Digital ad revenues were up modestly for the quarter as was national advertising. But the company achieved its roughly break-even result mainly through aggressive cost reductions with operating expenses 7.2 percent less than in the third quarter a year ago.
Though the company has had newsroom cuts, most of those savings came in production and distribution, particularly as it uses less newsprint for smaller papers sent to a smaller circulation base.
“Sometime in the future,” CEO Pat Talamantes told analysts in a conference call, digital growth will offset the print losses, but his implication was that turnaround will not be coming soon.
Talamantes said that the biggest print advertising category — retail — has also been the weakest — down 14.7 percent. Retail chains “are going through their own version of digital transformation these days and we are seeing pricing pressure.” There is no dispute that pre-printed inserts work to bring customers into stores, he added, but those advertisers are negotiating hard for reduced rates.
Print circulation is also slumping with Sunday volume down 8 percent and total audience revenues down 2.2 percent. McClatchy now has 77,600 digital-only paid subscribers, up 16.4 percent from the third quarter of last year.
Analysts asked some sweeping questions including whether McClatchy could become a part of this year’s boomlet in mergers and acquisitions.
Talamantes said he could not discuss specific transactions even if there were any in the works. But, he said, “philosophically we’ve been talking about how the industry sets up for M & A,” especially regional combinations like Tribune’s acquisition of the Union Tribune of San Diego or Gannett’s recent deal for Journal Communications, adding to its footprint in Wisconsin, Florida and Tennessee.
“We see prices firming up and even an increase in values,” he continued, “We will take a look at everything. We wouldn’t rule anything in or out.”
Another analyst wanted to know whether the company would start new digital-only reports or contemplate shutting down print operations at a local property that became unprofitable (none are, Talamantes said).
Talamantes mentioned Charlotte Five, a social media site launched last November and targeting millennials, as an example of an experiment with digital publishing.
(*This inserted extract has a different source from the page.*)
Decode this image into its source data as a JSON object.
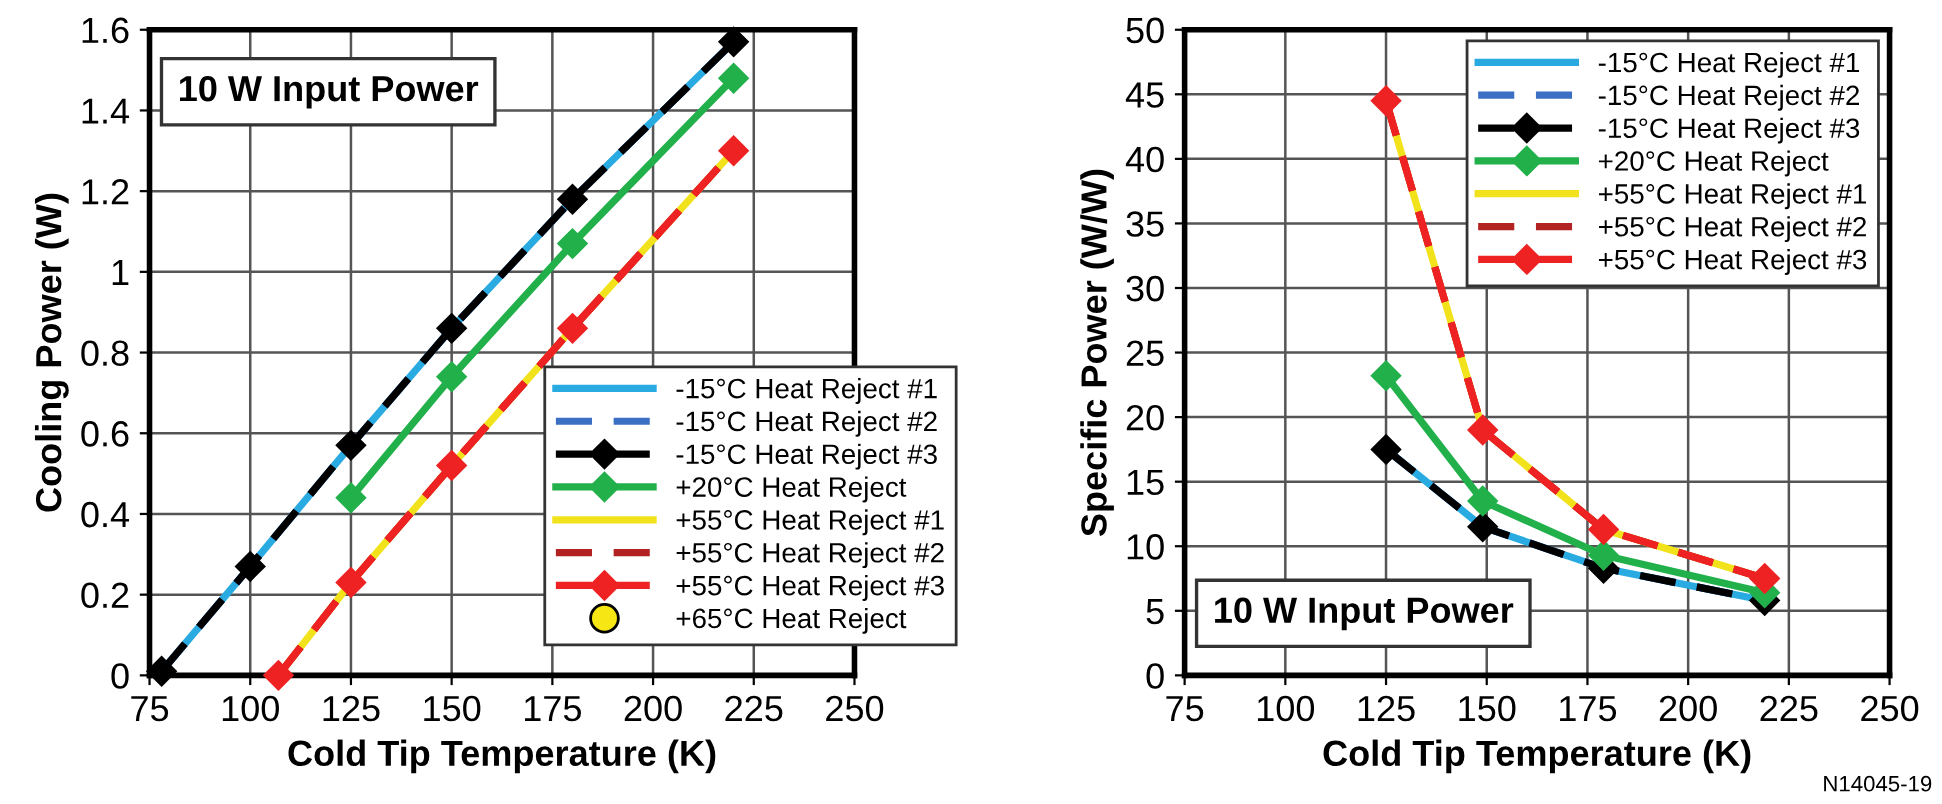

As for potentially discontinuing print in some markets, he said, “Your premise is a little too binary. There will be lots of opportunities to adjust the print product….We will probably take it step-by-step, but we are a long way from” shutting down print entirely.
Looking ahead, the company said that it expects modest improvement in the fourth quarter, led by stronger gains in digital advertising. McClatchy also is gearing up to sell more real estate assets in its 28 markets.
McClatchy shares, which had rallied in recent weeks, were down 6.2 percent for the day.